How do I increase my qPCR primer efficiency?
The first thing you could do is to up your TM when performing a 3-Step qPCR. This might help to avoid unspecific primer binding and dimerization. Then you can play with your primer concentrations as well as with the amount of your input cDNA. Or you can design whole new primer sets alltogether.
What is an acceptable qPCR efficiency?
Thus, the PCR amplification efficiency is usually established through calibration or the use of standard curves, and the acceptable amplification efficiency range is 80% to 120% [10].
What is a good primer efficiency?
What is the correct PCR primer efficiency value? Obviously, a perfect primer set will have a primer efficiency of 100%. Therefore, it is recommended that all the primer sets used in your experiment lie between 90 – 110% efficient.
How is qPCR efficiency calculated?
Finally, efficiency is calculated using the equation: E = -1+10(-1/slope). Or use this calculator which does the work for you. Be sure to understand what influences the slope of the amplification curve, as it can otherwise be misleading. Typically, desired amplification efficiencies range from 90% to 110%.
Why is my qPCR efficiency low?
Parameters that affect the efficiency of PCR Your samples may contain PCR inhibitors. Your PCR primer and/or probe design may not be optimal. Inaccurate sample and reagent pipetting. The standard curve may not have been properly analyzed.
How do I increase the sensitivity of my qPCR?

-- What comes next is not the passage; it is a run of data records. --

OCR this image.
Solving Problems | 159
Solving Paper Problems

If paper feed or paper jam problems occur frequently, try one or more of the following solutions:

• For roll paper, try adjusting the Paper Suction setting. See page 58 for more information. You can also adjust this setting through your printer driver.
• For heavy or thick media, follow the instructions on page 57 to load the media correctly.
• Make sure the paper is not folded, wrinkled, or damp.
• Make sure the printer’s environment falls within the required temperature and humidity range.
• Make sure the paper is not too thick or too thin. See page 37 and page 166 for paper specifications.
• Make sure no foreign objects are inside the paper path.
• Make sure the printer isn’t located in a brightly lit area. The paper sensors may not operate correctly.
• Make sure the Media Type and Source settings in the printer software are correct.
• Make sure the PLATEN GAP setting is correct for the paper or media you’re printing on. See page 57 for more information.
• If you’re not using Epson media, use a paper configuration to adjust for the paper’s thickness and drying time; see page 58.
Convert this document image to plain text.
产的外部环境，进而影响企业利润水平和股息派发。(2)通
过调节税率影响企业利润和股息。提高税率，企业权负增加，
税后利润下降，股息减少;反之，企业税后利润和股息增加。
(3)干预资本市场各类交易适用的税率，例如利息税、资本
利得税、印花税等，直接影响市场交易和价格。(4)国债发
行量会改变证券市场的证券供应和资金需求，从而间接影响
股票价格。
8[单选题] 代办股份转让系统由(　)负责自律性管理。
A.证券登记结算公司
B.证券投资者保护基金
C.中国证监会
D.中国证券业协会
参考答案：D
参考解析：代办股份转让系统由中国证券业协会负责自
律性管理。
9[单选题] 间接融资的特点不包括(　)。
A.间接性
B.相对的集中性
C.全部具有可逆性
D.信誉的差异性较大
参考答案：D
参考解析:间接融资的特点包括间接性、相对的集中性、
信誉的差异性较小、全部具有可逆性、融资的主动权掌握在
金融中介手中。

Use Double-Quenched Probes to experience both increased sensitivity and precision in your qPCR experiments. Figure 2. Double-Quenched Probes increase assay sensitivity.
Why is qPCR efficiency important?
The PCR efficiency is one of the most important indicator of the performance of a qPCR assay and is also required parameter for quantitative analysis when fold changes are calculated. Proper usage of PCR efficiency in qPCR analysis requires it is estimated with high precision.
What does high primer efficiency mean?
Amplification efficiency >100% is generally a sign that you are getting primer dimers or that there may be template contamination in one of your reagents.
What does a high primer efficiency mean?
Amplification efficiency >100% is generally a sign that you are getting primer dimers or that there may be template contamination in one of your reagents. Dear Maria, an efficiency higher than 100% could be explained by the presence of inhibitors or an excess of template as Muhammad has pointed.
What affects qPCR efficiency?
Why choose Applied Biosystems real-time PCR platforms?
As a leader in PCR innovation, we offer you the gold standard in real-time PCR instrumentation. With our Applied Biosystems real-time PCR platforms, you get true value with excellent performance, reliability, and world-class support.
Why bother with PCR primer efficiencies?
Why bother with PCR primer efficiencies? Every time you receive a new set of primers, especially when using SYBR Green chemistry during quantitative polymerase chain reaction (qPCR), you should always run a standard curve to calculate the efficiency of your PCR primers.
What is qPCR analysis?
Applied Biosystems® qPCR analysis modules provide an integrated solution for gene expression and genotyping analysis. Data generated from our qPCR platforms can easily be manipulated in the cloud environment. Help optimize efficiency by exclusively using the cloud for data storage once it is collected from the instrument.
How do I calibrate my real-time PCR (qPCR) instrument?
Select your real-time PCR (qPCR) instrument from the drop-down menu, and easily find the plates, optical caps, and optical seals compatible with your instrument. Applied Biosystems Spectral Calibration Kits and TaqMan® RNase P Instrument Verification Plates to help calibrate and verify the performance of your real-time PCR system.